A string of school bus accidents has raised questions about the safety of school children. For years, the yellow school bus has been the icon of safe transportation for children, but with the recent accidents, parents can no longer be so sure.
• On March 4, a school bus driver ran a traffic signal in Harrisonburg, Va. This caused the bus he was driving along with another car to crash into another school bus. The incident resulted in 28 people hurt. The 70-year-old driver has been charged with reckless driving.
• On March 3, 11 students had to be hospitalized, some with neck and back injuries, when their school bus overturned, about 40 miles from Atlanta. The bus was carrying 27 middle and high school students.
• On Feb. 27, a school bus turned too fast and flipped over, outside Washington, D.C. The driver and 5 middle school students had to be hospitalized.
• On Feb. 19, a school bus crashed into a van in Cottonwood, Minn., careened into a pickup truck and then tipped over. The accident resulted in 4 students killed and 14 others injured.
Because of these recent incidents, an old issue has been rekindled: should seat belts be mandatory in school buses?
There is no federal law that makes it mandatory for large school buses to have seat belts. At state level, there are only 6 states that require seat belts on the yellow buses — California, Florida, Louisiana, New Jersey, New York and Texas.
The National Highway Traffic Safety Administration (NHTSA) statistics say that 25.1 million children ride 474,000 school buses to and from school annually, yet, on average, less than 8 passengers die in bus accidents.
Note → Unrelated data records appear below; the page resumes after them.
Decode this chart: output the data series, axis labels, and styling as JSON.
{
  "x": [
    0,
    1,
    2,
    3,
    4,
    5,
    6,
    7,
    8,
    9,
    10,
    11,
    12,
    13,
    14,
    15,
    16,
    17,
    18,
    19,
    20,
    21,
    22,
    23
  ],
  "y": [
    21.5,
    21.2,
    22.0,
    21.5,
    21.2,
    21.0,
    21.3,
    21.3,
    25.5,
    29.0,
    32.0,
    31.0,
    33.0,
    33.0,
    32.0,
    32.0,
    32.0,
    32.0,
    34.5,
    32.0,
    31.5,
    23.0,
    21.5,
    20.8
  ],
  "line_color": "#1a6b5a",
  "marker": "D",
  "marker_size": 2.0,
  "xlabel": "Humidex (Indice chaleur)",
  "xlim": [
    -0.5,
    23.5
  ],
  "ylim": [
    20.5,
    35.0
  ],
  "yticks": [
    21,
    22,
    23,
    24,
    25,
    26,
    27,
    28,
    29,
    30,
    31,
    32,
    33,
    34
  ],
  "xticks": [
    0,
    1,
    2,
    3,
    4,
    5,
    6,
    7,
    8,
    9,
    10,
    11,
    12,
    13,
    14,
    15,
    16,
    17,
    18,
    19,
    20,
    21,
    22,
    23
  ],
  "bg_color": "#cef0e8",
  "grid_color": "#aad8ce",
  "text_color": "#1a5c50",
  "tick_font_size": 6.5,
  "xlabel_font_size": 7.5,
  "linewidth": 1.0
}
NHTSA data indicate only 8,000 children injured in school bus crashes annually. The American Academy of Pediatrics, however, reports that 17,000 children seek treatment in hospital emergency rooms due to school bus-related accidents.
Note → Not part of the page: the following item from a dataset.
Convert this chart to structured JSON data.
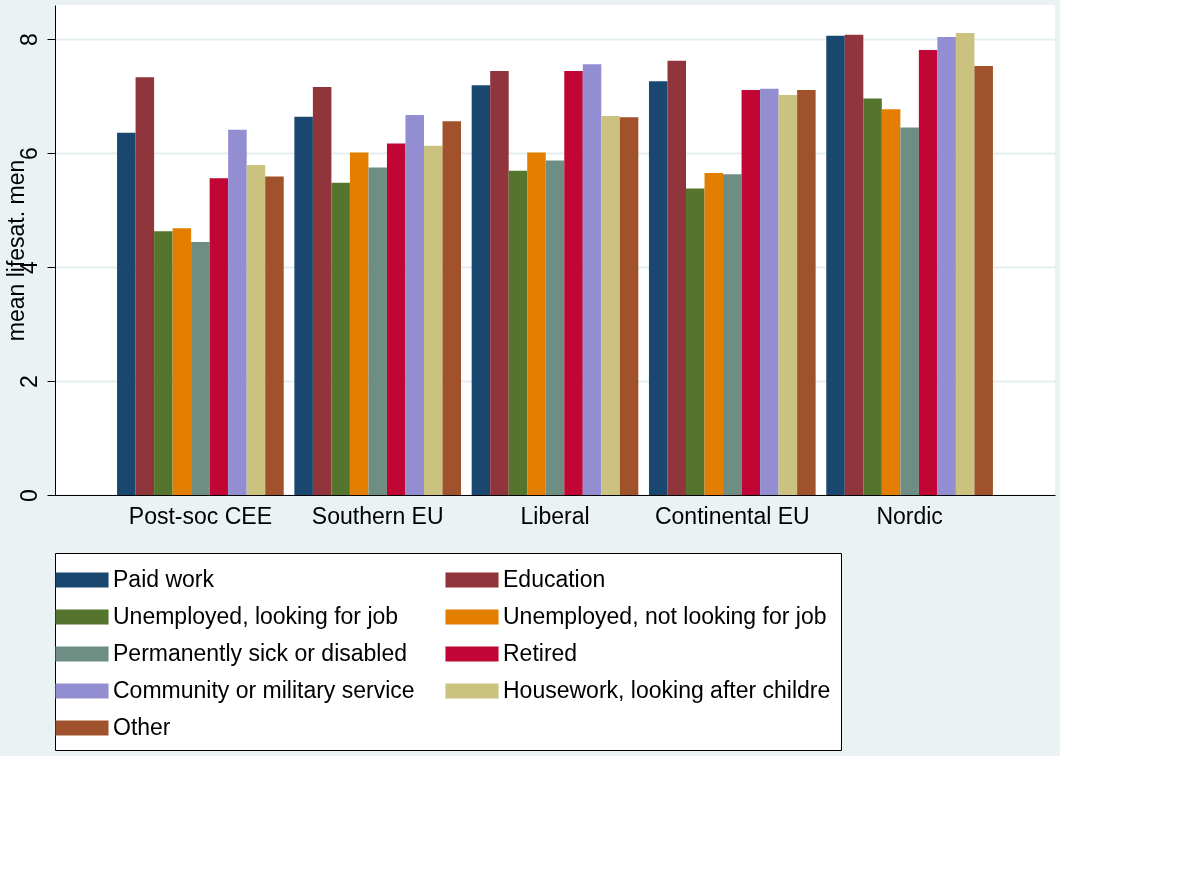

Although 42 percent of injuries were related to crashes, nearly a quarter happened as children were boarding or leaving school buses. Children were also hurt when they slip and fall, or when bus drivers apply brakes too hard or turn corners too sharply.
Bus manufacturers estimate that seat belts would add about $2,000 to the cost of a new bus. Retro-fitting an existing bus would cost more, perhaps $3,400.
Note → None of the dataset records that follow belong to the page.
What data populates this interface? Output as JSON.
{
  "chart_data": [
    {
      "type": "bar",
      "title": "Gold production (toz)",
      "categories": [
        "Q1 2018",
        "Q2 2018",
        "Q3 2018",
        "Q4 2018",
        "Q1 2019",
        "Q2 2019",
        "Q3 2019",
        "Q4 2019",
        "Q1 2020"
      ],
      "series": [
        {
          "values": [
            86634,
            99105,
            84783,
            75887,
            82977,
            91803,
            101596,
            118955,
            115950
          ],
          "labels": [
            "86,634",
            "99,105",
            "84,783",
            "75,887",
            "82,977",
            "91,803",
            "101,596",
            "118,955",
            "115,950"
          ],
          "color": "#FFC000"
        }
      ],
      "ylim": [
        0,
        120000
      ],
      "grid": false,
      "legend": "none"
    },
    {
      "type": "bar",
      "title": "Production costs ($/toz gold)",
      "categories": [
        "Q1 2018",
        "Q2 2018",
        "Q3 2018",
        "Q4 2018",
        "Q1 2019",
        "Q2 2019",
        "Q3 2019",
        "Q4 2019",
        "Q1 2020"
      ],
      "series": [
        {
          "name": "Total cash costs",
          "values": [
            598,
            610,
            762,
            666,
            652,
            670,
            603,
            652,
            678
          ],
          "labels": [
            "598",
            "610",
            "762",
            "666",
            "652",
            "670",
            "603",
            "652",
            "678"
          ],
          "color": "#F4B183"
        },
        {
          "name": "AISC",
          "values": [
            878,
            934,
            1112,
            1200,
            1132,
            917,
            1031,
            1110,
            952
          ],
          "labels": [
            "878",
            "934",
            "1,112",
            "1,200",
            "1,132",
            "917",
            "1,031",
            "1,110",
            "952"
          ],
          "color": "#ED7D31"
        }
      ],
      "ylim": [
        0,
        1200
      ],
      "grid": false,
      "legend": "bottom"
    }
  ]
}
Some parents believe it’s not the school bus, but the school bus driver that they should worry about. There is no federal law requiring background checks for drivers, but a number of states and individual school districts do have the requirement. They also require drivers to undergo extensive training on various aspects of their job, frequent driving record checks, and pass periodic drug testing and medical exams.
The president of the National Coalition of School Bus Safety says concerned parents should get involved at the local level. It is the local school board that has the power.